Затем мы взяли такси и поехали в Вену. Я в первый раз в жизни ехал в настоящем автомобиле, и я запомнил, что в нем восхитительно воняло бензином, у меня даже закружилась голова, так восхитителен был этот запах. Я сидел рядом с шофером и глядел на зеленую холмистую равнину, пролетавшую мимо, и я был Джоном Диллинджером, королем гангстеров, который опять сбежал из тюрьмы и мчится теперь к своей банде, а за ним по пятам мчатся полицейские, они отчаянно стреляют из пистолетов, но автомобиль Диллинджера быстрее всех, а стекла пуленепробиваемы.

Мы приехали, отец заплатил шоферу, а потом мы сидели в сказочном зале из золота и хрусталя, грани которого сверкали всеми цветами радуги. Кельнер - на его черном фраке не было ни единого пятнышка, - склонившись, поднес мне на вытянутой руке блюдо из серебра, на котором в тридцати шести ячейках лежало тридцать шесть лакомых кусочков: сардины, и семга, и анчоусы, и розовые ломтики ветчины и мяса, свернутые в трубочки, украшенные тонюсенькими кусочками огурца и травками, - я не знал даже как они называются, - а на круглом ломтике поджаренного хлеба горкой лежали черные рыбьи яички, и отец сказал, что вот это я должен попробовать обязательно, это настоящая русская икра. Кельнер спокойно держал огромное блюдо на вытянутой руке и спросил: "Что угодно отведать молодому господину?"

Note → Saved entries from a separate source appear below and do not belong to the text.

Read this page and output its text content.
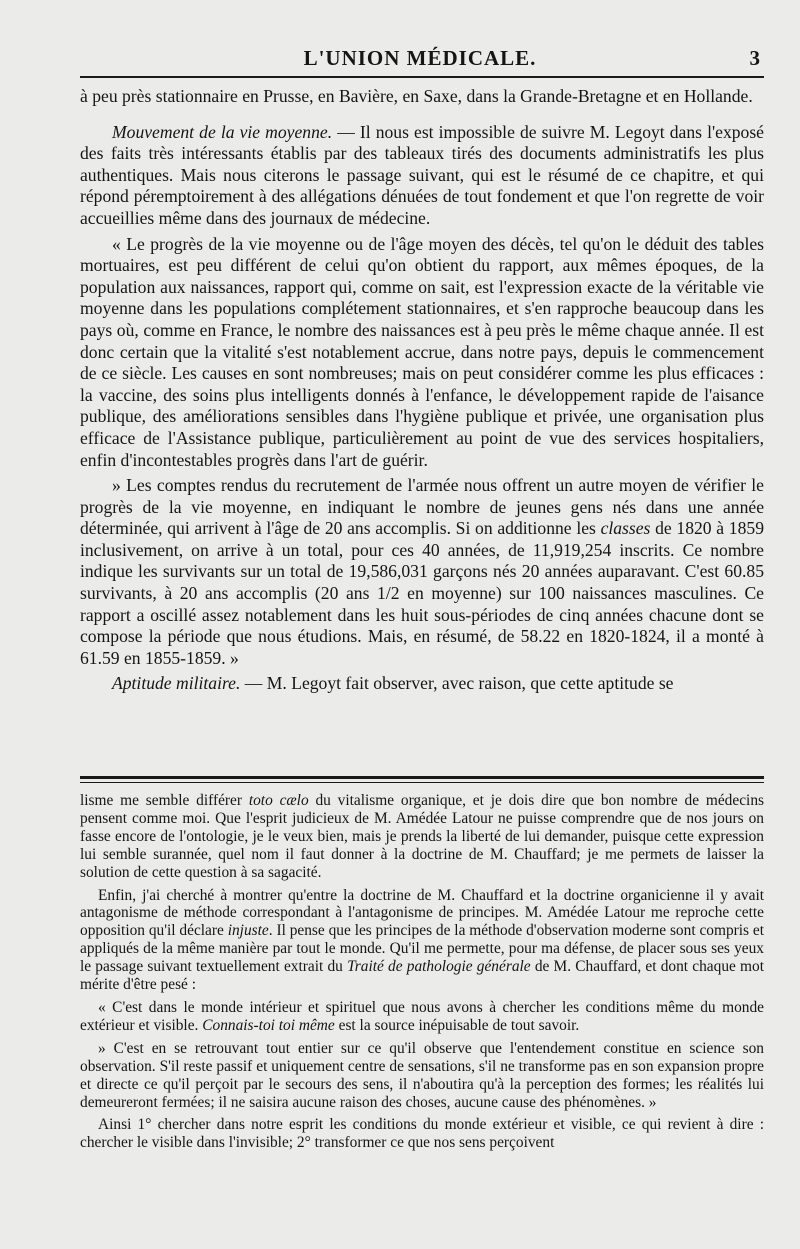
L'UNION MÉDICALE.	3

à peu près stationnaire en Prusse, en Bavière, en Saxe, dans la Grande-Bretagne et en Hollande.

Mouvement de la vie moyenne. — Il nous est impossible de suivre M. Legoyt dans l'exposé des faits très intéressants établis par des tableaux tirés des documents administratifs les plus authentiques. Mais nous citerons le passage suivant, qui est le résumé de ce chapitre, et qui répond péremptoirement à des allégations dénuées de tout fondement et que l'on regrette de voir accueillies même dans des journaux de médecine.

« Le progrès de la vie moyenne ou de l'âge moyen des décès, tel qu'on le déduit des tables mortuaires, est peu différent de celui qu'on obtient du rapport, aux mêmes époques, de la population aux naissances, rapport qui, comme on sait, est l'expression exacte de la véritable vie moyenne dans les populations complétement stationnaires, et s'en rapproche beaucoup dans les pays où, comme en France, le nombre des naissances est à peu près le même chaque année. Il est donc certain que la vitalité s'est notablement accrue, dans notre pays, depuis le commencement de ce siècle. Les causes en sont nombreuses; mais on peut considérer comme les plus efficaces : la vaccine, des soins plus intelligents donnés à l'enfance, le développement rapide de l'aisance publique, des améliorations sensibles dans l'hygiène publique et privée, une organisation plus efficace de l'Assistance publique, particulièrement au point de vue des services hospitaliers, enfin d'incontestables progrès dans l'art de guérir.

» Les comptes rendus du recrutement de l'armée nous offrent un autre moyen de vérifier le progrès de la vie moyenne, en indiquant le nombre de jeunes gens nés dans une année déterminée, qui arrivent à l'âge de 20 ans accomplis. Si on additionne les classes de 1820 à 1859 inclusivement, on arrive à un total, pour ces 40 années, de 11,919,254 inscrits. Ce nombre indique les survivants sur un total de 19,586,031 garçons nés 20 années auparavant. C'est 60.85 survivants, à 20 ans accomplis (20 ans 1/2 en moyenne) sur 100 naissances masculines. Ce rapport a oscillé assez notablement dans les huit sous-périodes de cinq années chacune dont se compose la période que nous étudions. Mais, en résumé, de 58.22 en 1820-1824, il a monté à 61.59 en 1855-1859. »

Aptitude militaire. — M. Legoyt fait observer, avec raison, que cette aptitude se

lisme me semble différer toto cælo du vitalisme organique, et je dois dire que bon nombre de médecins pensent comme moi. Que l'esprit judicieux de M. Amédée Latour ne puisse comprendre que de nos jours on fasse encore de l'ontologie, je le veux bien, mais je prends la liberté de lui demander, puisque cette expression lui semble surannée, quel nom il faut donner à la doctrine de M. Chauffard; je me permets de laisser la solution de cette question à sa sagacité.

Enfin, j'ai cherché à montrer qu'entre la doctrine de M. Chauffard et la doctrine organicienne il y avait antagonisme de méthode correspondant à l'antagonisme de principes. M. Amédée Latour me reproche cette opposition qu'il déclare injuste. Il pense que les principes de la méthode d'observation moderne sont compris et appliqués de la même manière par tout le monde. Qu'il me permette, pour ma défense, de placer sous ses yeux le passage suivant textuellement extrait du Traité de pathologie générale de M. Chauffard, et dont chaque mot mérite d'être pesé :

« C'est dans le monde intérieur et spirituel que nous avons à chercher les conditions même du monde extérieur et visible. Connais-toi toi même est la source inépuisable de tout savoir.

» C'est en se retrouvant tout entier sur ce qu'il observe que l'entendement constitue en science son observation. S'il reste passif et uniquement centre de sensations, s'il ne transforme pas en son expansion propre et directe ce qu'il perçoit par le secours des sens, il n'aboutira qu'à la perception des formes; les réalités lui demeureront fermées; il ne saisira aucune raison des choses, aucune cause des phénomènes. »

Ainsi 1° chercher dans notre esprit les conditions du monde extérieur et visible, ce qui revient à dire : chercher le visible dans l'invisible; 2° transformer ce que nos sens perçoivent
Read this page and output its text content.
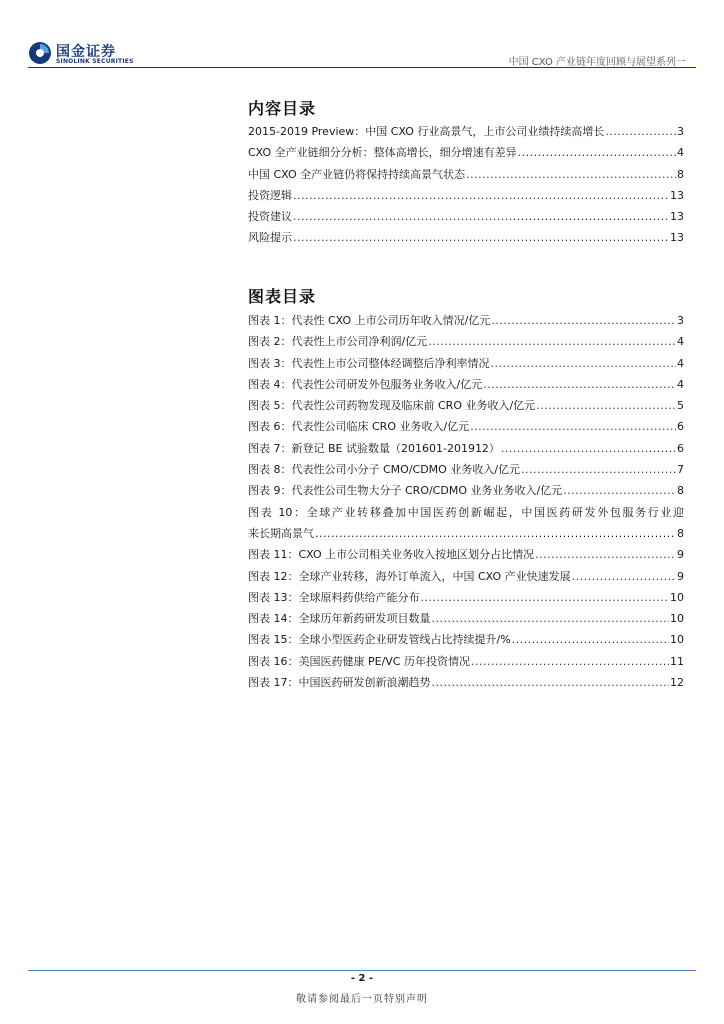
国金证券
SINOLINK SECURITIES	中国 CXO 产业链年度回顾与展望系列一
内容目录
2015-2019 Preview：中国 CXO 行业高景气，上市公司业绩持续高增长 .....	3
CXO 全产业链细分分析：整体高增长，细分增速有差异 .....	4
中国 CXO 全产业链仍将保持持续高景气状态 .....	8
投资逻辑 .....	13
投资建议 .....	13
风险提示 .....	13
图表目录
图表 1：代表性 CXO 上市公司历年收入情况/亿元 .....	3
图表 2：代表性上市公司净利润/亿元 .....	4
图表 3：代表性上市公司整体经调整后净利率情况 .....	4
图表 4：代表性公司研发外包服务业务收入/亿元 .....	4
图表 5：代表性公司药物发现及临床前 CRO 业务收入/亿元 .....	5
图表 6：代表性公司临床 CRO 业务收入/亿元 .....	6
图表 7：新登记 BE 试验数量（201601-201912） .....	6
图表 8：代表性公司小分子 CMO/CDMO 业务收入/亿元 .....	7
图表 9：代表性公司生物大分子 CRO/CDMO 业务业务收入/亿元 .....	8
图表 10：全球产业转移叠加中国医药创新崛起，中国医药研发外包服务行业迎
来长期高景气 .....	8
图表 11：CXO 上市公司相关业务收入按地区划分占比情况 .....	9
图表 12：全球产业转移，海外订单流入，中国 CXO 产业快速发展 .....	9
图表 13：全球原料药供给产能分布 .....	10
图表 14：全球历年新药研发项目数量 .....	10
图表 15：全球小型医药企业研发管线占比持续提升/% .....	10
图表 16：美国医药健康 PE/VC 历年投资情况 .....	11
图表 17：中国医药研发创新浪潮趋势 .....	12
- 2 -
敬请参阅最后一页特别声明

Я застенчиво взглянул на спинку сардины, отец рассмеялся и положил мне на тарелку лакомства из двенадцати ячеек, а еще двенадцать ячеек опустошил сам. Я испугался, подумав, сколько это может стоить, но отец объяснил, что это знаменитое блюдо закусок, знаменитое блюдо знаменитого отеля "Захер", где мы теперь находимся, он сказал, что совершенно безразлично, возьмем ли мы из одной ячейки или опустошим все блюдо, это будет стоить одинаково, в этом-то и заключается самый шик. Я спросил отца, почему мы не завернули то, что осталось, чтобы взять с собой, но отец сказал, что это неприлично, это можно делать у нас дома, в трактире "У Рюбецаля *" [* Рюбецаль великан, персонаж немецких народных сказок.], но не здесь, в отеле "Захер" в Вене, где кушают графы, князья и министры, - весь цвет общества. Я украдкой огляделся по сторонам и увидел беседующих господ в смокингах и дам в шелковых платьях, со сверкающими кольцами, браслетами и цепочками, у одной на высокой , прическе был даже золотой обруч, и я взял себя в руки, чтобы не опозорить отца, и с адским напряжением следил, чтобы ни один кусочек не соскользнул у меня с вилки. Икра мне совсем не понравилась, она была маслянистая и соленая, но а съел ее, а отец сказал, что здесь все и в самом деле непозволительно дорого, но сегодня я заслужил все только самое лучшее. Он обнял меня за плечи и сказал, что я блестяще выдержал испытание: "Summa cum laude", с наивысшей похвалой, и такого способного ученика в интернате еще не бывало, сказал патер Шмид. Потом мы пили шипучее вино, и в бокалах дрожал свет люстры, а скрипки тихо пели свою неземную песнь. Я был совершенно счастлив, я сидел, позабыв обо всем на свете, среди золота и хрусталя, а отец говорил, что я ceLe и представить не могу, что значит стать воспитанником Кальксбурга. Сегодня передо мной открылись двери в высший свет, он перечислял, кем я могу стать, окончив Кальксбург: бургомистром, посланником, профессором, государственным советником, депутатом парламента, даже министром, сиятельным в кругу сиятельных, избранным среди избранных. Я смотрел на золото и хрусталь, на серебряные суповые миски и думал, что когда стану знаменитым человеком, прежде всего закажу себе визитные карточки, потому что у графа X. тоже есть визитные карточки с золотым тиснением, с короной и графским титулом, он всегда передает их через нашу служанку, когда заходит нас навестить, и это кажется мне необыкновенно утонченным и аристократичным.